On November 3, 2020, we consummated the Initial Public Offering of 75,000,000 Units at a price of $10.00 per Unit generating gross proceeds of $750.0 million. Simultaneously with the closing of the Initial Public Offering, we consummated the sale of 11,333,333 Private Placement Warrants to our Sponsor at a price of $1.50 per warrant, generating gross proceeds of $17 million.
Following the Initial Public Offering and the sale of the Private Placement Warrants, a total of $750.0 million was placed in the Trust Account and we had approximately $103,135 of cash held outside of the Trust Account as of March 31, 2024, and available for working capital purposes and to pay our taxes. We incurred $42.3 million in transaction costs, including $15 million of underwriting fees, $26.3 million of deferred underwriting fees (which deferred underwriting commission was waived by the underwriters) and $1 million of other costs in connection with our Initial Public Offering and the sale of the Private Placement Warrants.

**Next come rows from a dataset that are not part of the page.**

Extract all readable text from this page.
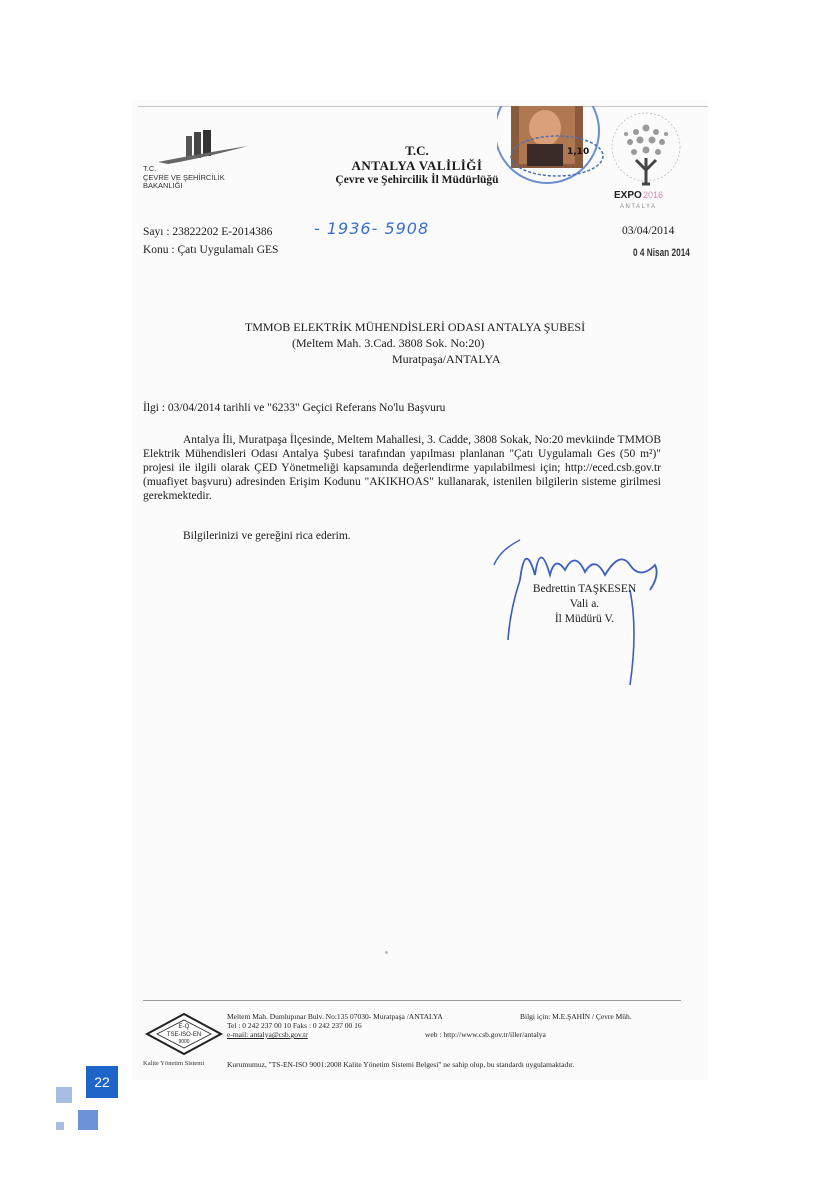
T.C.
ÇEVRE VE ŞEHİRCİLİK
BAKANLIĞI
T.C.
ANTALYA VALİLİĞİ
Çevre ve Şehircilik İl Müdürlüğü
1,10
EXPO 2016
ANTALYA
Sayı : 23822202 E-2014386	- 1936- 5908
Konu : Çatı Uygulamalı GES
03/04/2014
0 4 Nisan 2014
TMMOB ELEKTRİK MÜHENDİSLERİ ODASI ANTALYA ŞUBESİ
(Meltem Mah. 3.Cad. 3808 Sok. No:20)
Muratpaşa/ANTALYA
İlgi : 03/04/2014 tarihli ve "6233" Geçici Referans No'lu Başvuru

Antalya İli, Muratpaşa İlçesinde, Meltem Mahallesi, 3. Cadde, 3808 Sokak, No:20 mevkiinde TMMOB Elektrik Mühendisleri Odası Antalya Şubesi tarafından yapılması planlanan "Çatı Uygulamalı Ges (50 m²)" projesi ile ilgili olarak ÇED Yönetmeliği kapsamında değerlendirme yapılabilmesi için; http://eced.csb.gov.tr (muafiyet başvuru) adresinden Erişim Kodunu "AKIKHOAS" kullanarak, istenilen bilgilerin sisteme girilmesi gerekmektedir.

Bilgilerinizi ve gereğini rica ederim.
Bedrettin TAŞKESEN
Vali a.
İl Müdürü V.
E-Q
TSE-ISO-EN
9000
Meltem Mah. Dumlupınar Bulv. No:135 07030- Muratpaşa /ANTALYA
Tel : 0 242 237 00 10 Faks : 0 242 237 00 16
e-mail: antalya@csb.gov.tr
Bilgi için: M.E.ŞAHİN / Çevre Müh.
web : http://www.csb.gov.tr/iller/antalya
Kalite Yönetim Sistemi	Kurumumuz, "TS-EN-ISO 9001:2008 Kalite Yönetim Sistemi Belgesi" ne sahip olup, bu standardı uygulamaktadır.
22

On March 1, 2023, our Sponsor agreed to loan the Company an aggregate of up to $250,000 for working capital purposes. The Company issued a promissory note to our Sponsor to evidence the loan. On November 2, 2023, the Company issued an amended and restated promissory note (the “Restated Note”) in the principal amount of up to $550,000 to the Sponsor. The Restated Note amended, restated, replaced and superseded that certain promissory note dated March 1, 2023, in the principal amount of $250,000. On March 25, 2024, the Company issued an amended and restated promissory note (the “Second Restated Note”) to the Sponsor. The Second Restated Note amends, restates, replaces and supersedes the Restated Note to increase the principal amount available for borrowings thereunder from up to $550,000 to up to $900,000. The Second Restated Note does not bear interest, matures on the date of consummation of the Business Combination and is subject to customary events of default. The Second Restated Note was to be repaid only to the extent that the Company has funds available to it outside of its Trust Account established in connection with its Initial Public Offering. As of March 31, 2024, the Company had borrowed $900,000 under the Second Restated Note. As of the Closing Date, the Company satisfied and discharged its obligations under the Second Restated Note by repaying in full the principal amount to the Sponsor.
For the three months ended March 31, 2024, net cash used in operating activities was $405,027. For the three months ended March 31, 2023, net cash used in operating activities was $264,578 principally due to the payment of general and administrative expenses during the period.
For the three months ended March 31, 2024, net cash provided by investing activities was $0 and cash provided by financing activities of $500,000. For the three months ended March 31, 2023, net cash used by investing activities was $500,903 and net cash provided by financing activities of $500,903.
As of March 31, 2024 we had operating cash of $103,135 and investments held in the Trust Account of $22,216,917. As of December 31, 2023 we had operating cash of $8,162 and investments held in the Trust Account of $21,966,104. We intend to utilize substantially all of the funds held in the Trust Account, including any amounts representing interest earned on the Trust Account (less deferred underwriting commissions and income taxes payable), to complete our Business Combination. To the extent that our capital stock or debt is used, in whole or in part, as consideration to complete our Business Combination, the remaining proceeds held in the Trust Account will be used as working capital to finance the operations of the target business or businesses, make other acquisitions and pursue our growth strategies.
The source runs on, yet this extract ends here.